クレマンはマルコに向き直った。「丘の向こうに、我々の従者がいるはずです。私の従者なら、あなたの顔も覚えているでしょうから、必要な物があれば彼に申し付けてください」
「ありがとう、クレマン」マルコは右手を差し出した。「何から何まで、すまないな」
「どうってことはありませんよ」クレマンは握手を返した。「では、お気をつけて」
「そっちもな」
クレマンは頷き、鎧の重みを感じさせない動きで騎乗すると、一行に背を向けて自分の部隊へ向かった。
「俺たちも行こうか?」カラスは言って、御者台へ戻った。
マルコが荷台へ戻ると、馬車は再び動き出した。
「聞きたいことはあるか?」マルコは甥を見て言った。
ジャンは頷いた。「村は大丈夫かな?」
「我々の村はディボーよりも備えはしっかりしている。それに、魔王が倒される前の、危険な時代を乗り越えてきた連中がいっぱいいるんだ。クレマンが行くまで持ちこたえてくれるだろう」そう言ってから、マルコは苦笑いを浮かべた。「私が貴族だったことについては、特に興味はないんだな?」
「気にはなるよ」ジャンは肩をすくめた。「でも、今まで黙ってたってことは、何か言えない理由があるんだよね?」
「まあ、そうだな」マルコは認めた。
「ジネットおばさんや、ポーレットは知ってるの?」
「ジネットは、ああ見えて公爵家の令嬢なんだ。ポーレットは何も知らない」
「おばさんは奇麗な人だから、そう言われて納得できるんだけど」ジャンは、伯父の丸いおなかに目をやった。「おじさんが伯爵だなんて、まだちょっと信じられないや」
「それは、ちょっとひどくないか?」マルコは傷ついた顔をした。
「もう一ついいかな?」
「なんだ?」
しかし、ジャンは質問を言いよどんだ。彼は、ある可能性に思い至っていた。それは、あまりにも恐ろしい可能性で、本当は口になどしたくはなかったのだ。その一方で彼の恐ろしい考えを誰かに聞いてもらい、そんなことは無いと笑い飛ばして欲しかった。

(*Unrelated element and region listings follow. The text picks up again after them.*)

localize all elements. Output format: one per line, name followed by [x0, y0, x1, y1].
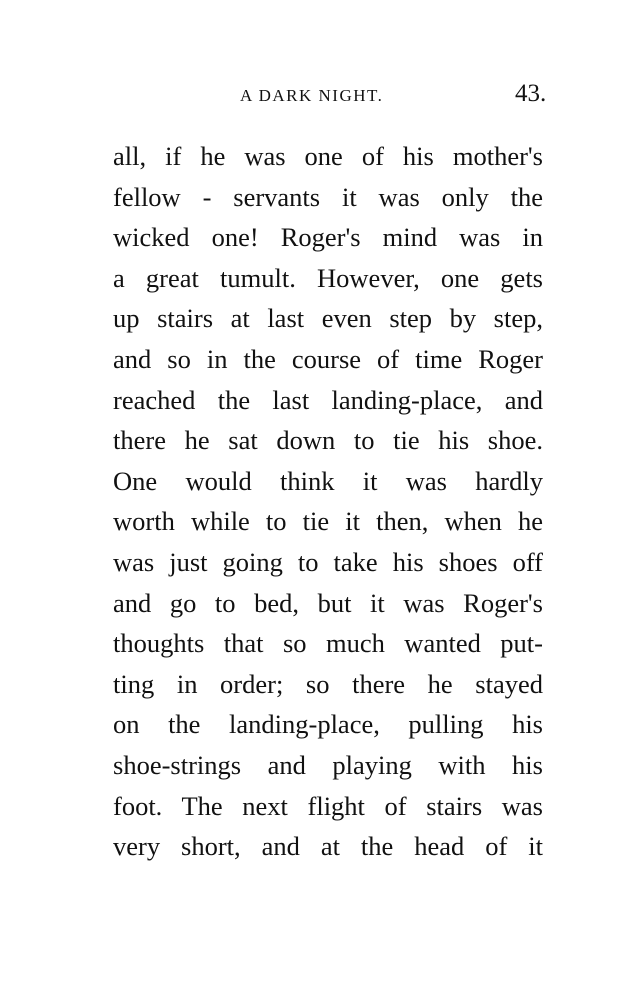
text-line: ting in order; so there he stayed: [113, 668, 543, 699]
text-line: all, if he was one of his mother's: [113, 141, 543, 171]
text-line: there he sat down to tie his shoe.: [113, 425, 543, 456]
text-line: thoughts that so much wanted put-: [113, 628, 543, 659]
body-text: [113, 136, 543, 867]
text-line: shoe-strings and playing with his: [113, 749, 543, 780]
text-line: foot. The next flight of stairs was: [113, 790, 543, 821]
text-line: a great tumult. However, one gets: [113, 262, 543, 293]
text-line: and go to bed, but it was Roger's: [113, 587, 543, 618]
text-line: fellow - servants it was only the: [113, 181, 543, 212]
text-line: worth while to tie it then, when he: [113, 506, 543, 537]
page-number: 43.: [515, 80, 547, 107]
text-line: was just going to take his shoes off: [113, 546, 543, 577]
text-line: and so in the course of time Roger: [113, 343, 543, 374]
text-line: on the landing-place, pulling his: [113, 709, 543, 740]
text-line: One would think it was hardly: [113, 465, 543, 496]
text-line: reached the last landing-place, and: [113, 384, 543, 415]
text-line: up stairs at last even step by step,: [113, 303, 543, 334]
text-line: wicked one! Roger's mind was in: [113, 222, 543, 253]
chapter-title: A DARK NIGHT.: [240, 86, 384, 105]
text-line: very short, and at the head of it: [113, 831, 543, 862]
running-head: [0, 80, 633, 110]
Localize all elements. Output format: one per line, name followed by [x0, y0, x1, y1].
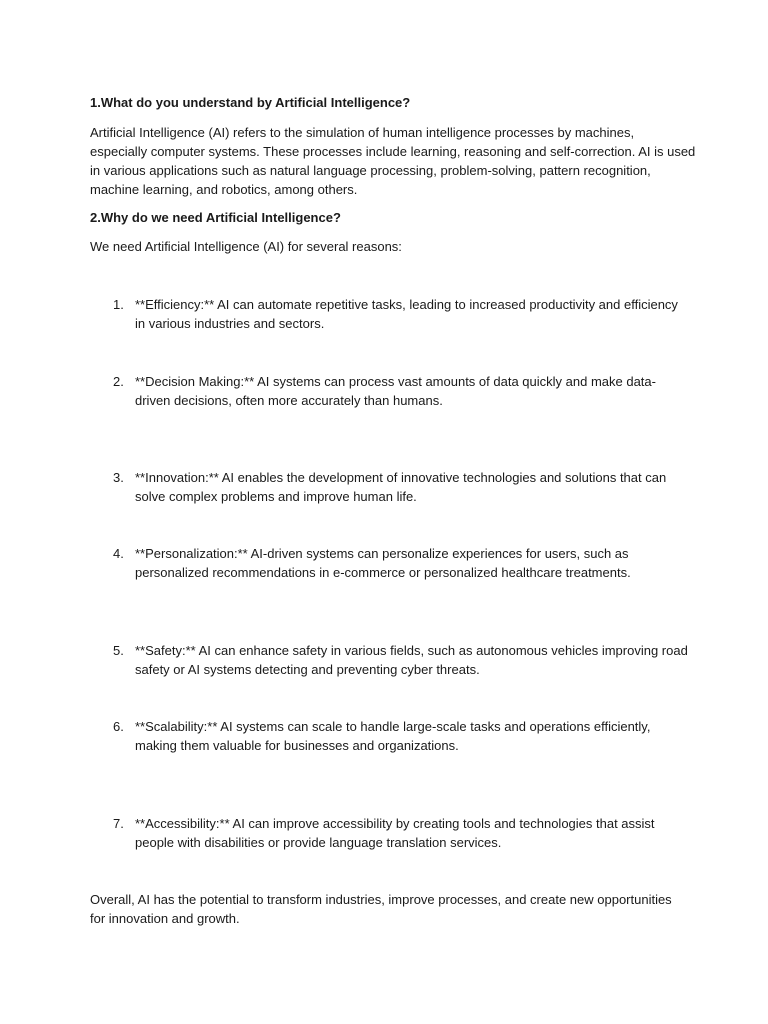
list-item-number: 7.	[113, 816, 124, 831]
list-item-line: driven decisions, often more accurately than humans.	[135, 393, 443, 408]
list-item-number: 2.	[113, 374, 124, 389]
list-item-line: **Efficiency:** AI can automate repetitive tasks, leading to increased productivity and efficiency	[135, 297, 678, 312]
q1-answer-line: especially computer systems. These processes include learning, reasoning and self-correction. AI is used	[90, 144, 696, 159]
list-item-line: **Scalability:** AI systems can scale to handle large-scale tasks and operations efficiently,	[135, 719, 651, 734]
q2-heading: 2.Why do we need Artificial Intelligence?	[90, 210, 341, 225]
list-item-line: personalized recommendations in e-commerce or personalized healthcare treatments.	[135, 565, 631, 580]
q1-answer-line: machine learning, and robotics, among others.	[90, 182, 358, 197]
list-item-line: **Personalization:** AI-driven systems can personalize experiences for users, such as	[135, 546, 629, 561]
q1-heading: 1.What do you understand by Artificial Intelligence?	[90, 95, 411, 110]
conclusion-line: for innovation and growth.	[90, 911, 240, 926]
list-item-line: people with disabilities or provide language translation services.	[135, 835, 502, 850]
list-item-line: solve complex problems and improve human life.	[135, 489, 417, 504]
q2-intro: We need Artificial Intelligence (AI) for several reasons:	[90, 239, 402, 254]
list-item-line: safety or AI systems detecting and preventing cyber threats.	[135, 662, 480, 677]
q1-answer-line: in various applications such as natural language processing, problem-solving, pattern recognition,	[90, 163, 651, 178]
list-item-number: 3.	[113, 470, 124, 485]
list-item-number: 4.	[113, 546, 124, 561]
list-item-line: **Decision Making:** AI systems can process vast amounts of data quickly and make data-	[135, 374, 656, 389]
list-item-line: in various industries and sectors.	[135, 316, 325, 331]
list-item-line: **Safety:** AI can enhance safety in various fields, such as autonomous vehicles improving road	[135, 643, 688, 658]
q1-answer-line: Artificial Intelligence (AI) refers to the simulation of human intelligence processes by machines,	[90, 125, 635, 140]
list-item-line: **Accessibility:** AI can improve accessibility by creating tools and technologies that assist	[135, 816, 655, 831]
list-item-number: 6.	[113, 719, 124, 734]
conclusion-line: Overall, AI has the potential to transform industries, improve processes, and create new opportunities	[90, 892, 672, 907]
list-item-line: **Innovation:** AI enables the development of innovative technologies and solutions that can	[135, 470, 667, 485]
list-item-line: making them valuable for businesses and organizations.	[135, 738, 459, 753]
list-item-number: 1.	[113, 297, 124, 312]
list-item-number: 5.	[113, 643, 124, 658]
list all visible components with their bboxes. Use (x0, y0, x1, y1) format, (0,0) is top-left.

「魔物が現れたってことは、魔王が復活したってこと?」
甥の質問にマルコは眉をひそめ、考え込んだ。ずいぶん経ってから、彼はようやく口を開いた。「分らない。だが、我々はそう考えて行動すべきだ」
「僕たちは、何をすればいいの?」ジャンは不安を覚えながら、たずねた。
「トレボーへ行く」マルコはきっぱりと答えた。「まずは目先の仕事を片付けよう。一つずつ」
ジャンは頷き、太陽が最後の輝きを振り絞る西の山稜に目を向けた。山の頂でオレンジ色の日は空豆のようになり、そして唐突に消えた。